The next steps required a 220v welder, so I dragged my Miller to their shop.
It's not my proudest work, but it may be the 2nd best fabrication on the car. My worst welds are on par with the factory stuff haha.
When I left off in my last post, I had just delivered the hinge structure to Bill Lewis for TIG welding.
Here is a close-up of the finished clearance notch for the radiator.
Paint is the next step. Unfortunately the budget for this project only allows rattle can paint, but I'm still prepping and masking properly. I made these tapered aluminum sleeves to get paint as close to the threads as possible, so there will be no racking marks.
Rattle can red!
I wish I could have used WRINKLE RED!
After everything cured...or rather, dried... I went to Fort Pitt Classic Cars to install everything. I'm using all SAE Grade 8 hardware with nylon insert nuts. The rod ends are FK high strength 5/8" bore x 5/8' stud.
All bolted up! The red is intended to match the control arms, shocks, and engine block.
My clevis scheme worked exactly as planned.

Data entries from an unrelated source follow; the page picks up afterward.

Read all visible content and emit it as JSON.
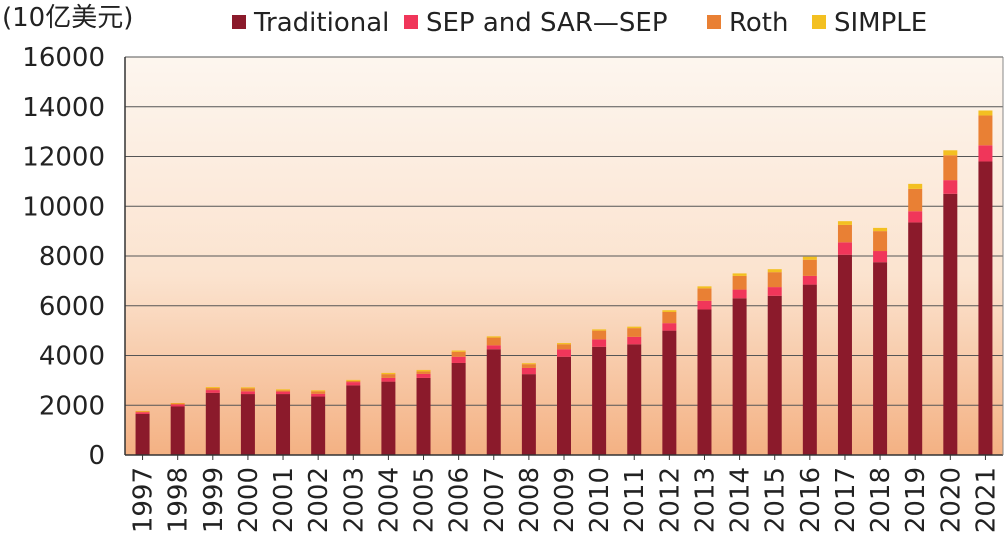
{
  "chart_data": {
    "type": "bar",
    "stacked": true,
    "unit_label": "(10亿美元)",
    "categories": [
      "1997",
      "1998",
      "1999",
      "2000",
      "2001",
      "2002",
      "2003",
      "2004",
      "2005",
      "2006",
      "2007",
      "2008",
      "2009",
      "2010",
      "2011",
      "2012",
      "2013",
      "2014",
      "2015",
      "2016",
      "2017",
      "2018",
      "2019",
      "2020",
      "2021"
    ],
    "series": [
      {
        "name": "Traditional",
        "color": "#8b1a2b",
        "values": [
          1650,
          1950,
          2500,
          2450,
          2450,
          2350,
          2800,
          2950,
          3100,
          3700,
          4250,
          3250,
          3950,
          4350,
          4450,
          5000,
          5850,
          6300,
          6400,
          6850,
          8050,
          7750,
          9350,
          10500,
          11800
        ]
      },
      {
        "name": "SEP and SAR—SEP",
        "color": "#f0365a",
        "values": [
          70,
          80,
          110,
          110,
          100,
          110,
          130,
          150,
          160,
          250,
          160,
          250,
          300,
          300,
          300,
          300,
          350,
          350,
          350,
          350,
          500,
          450,
          450,
          550,
          650
        ]
      },
      {
        "name": "Roth",
        "color": "#e98034",
        "values": [
          30,
          40,
          80,
          120,
          50,
          100,
          50,
          150,
          100,
          200,
          310,
          150,
          200,
          350,
          350,
          450,
          500,
          550,
          600,
          650,
          700,
          800,
          900,
          1000,
          1200
        ]
      },
      {
        "name": "SIMPLE",
        "color": "#f3c021",
        "values": [
          20,
          20,
          40,
          40,
          40,
          40,
          40,
          50,
          60,
          50,
          50,
          40,
          50,
          50,
          60,
          70,
          80,
          100,
          120,
          120,
          150,
          130,
          200,
          200,
          200
        ]
      }
    ],
    "ylim": [
      0,
      16000
    ],
    "yticks": [
      "0",
      "2000",
      "4000",
      "6000",
      "8000",
      "10000",
      "12000",
      "14000",
      "16000"
    ],
    "grid": true,
    "legend_position": "top",
    "background_gradient": [
      "#fdf6ef",
      "#f4b183"
    ]
  }
}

This turned out to be critical on this project because the rattle can paint falls off if you look at it wrong, so the trauma of installing a clevis would have made this tab look horrible without the raised boss.
All finished up!
With the hood open, there is 1-1/2" clearance under the front bumper.
This picture also shows the trimmed fender liners, which I forgot to take detailed pictures of.

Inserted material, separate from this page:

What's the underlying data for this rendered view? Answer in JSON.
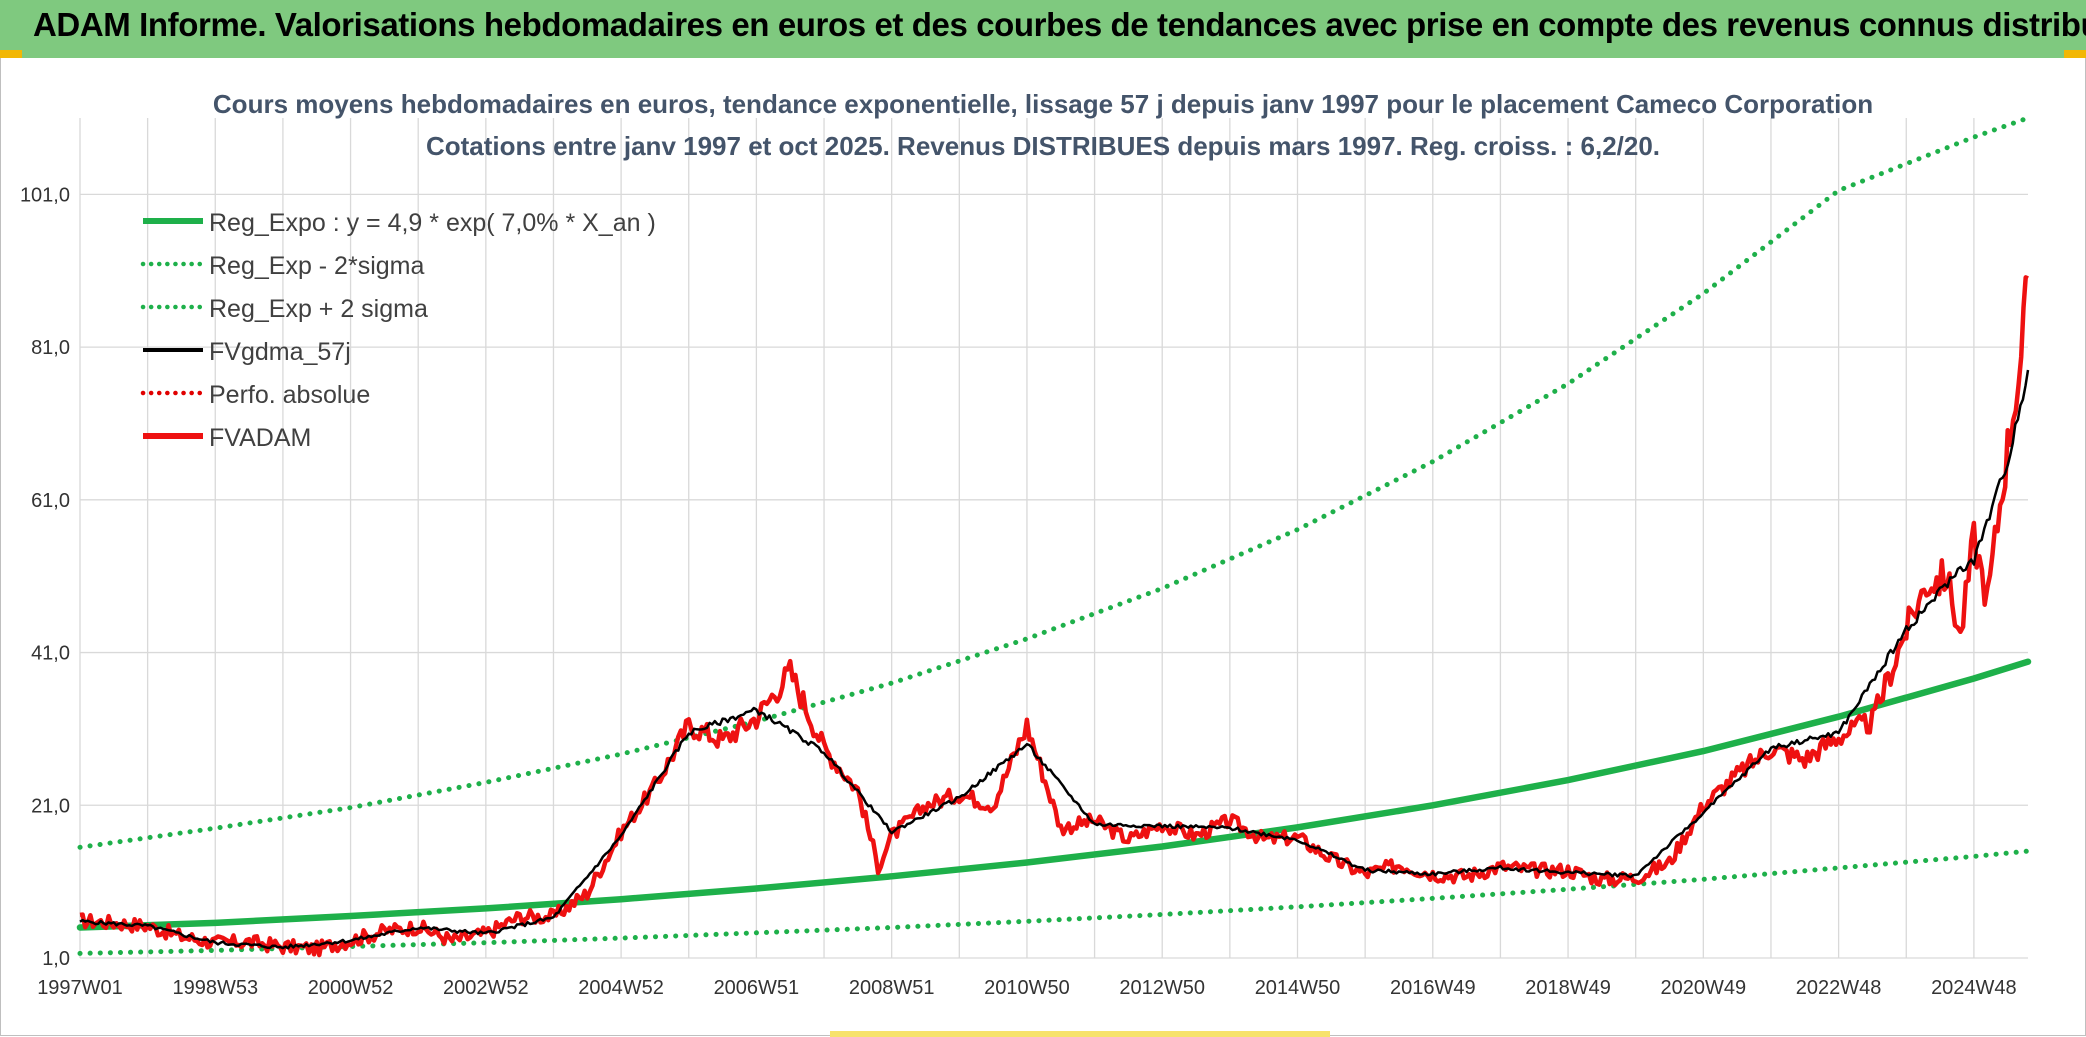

Here is a quick before and after. Before, the hood opened to 21"
And After. Full opening.
After finishing up, I had a lot of cleanup to do. I unpacked all of my tools, including my welder. Nobody was around to help me lift it out (this is a heavy fucker by the way), so I used the lift!
Then I spent 6 hours cleaning my truck inside and out. This may be the cleanest it has ever been.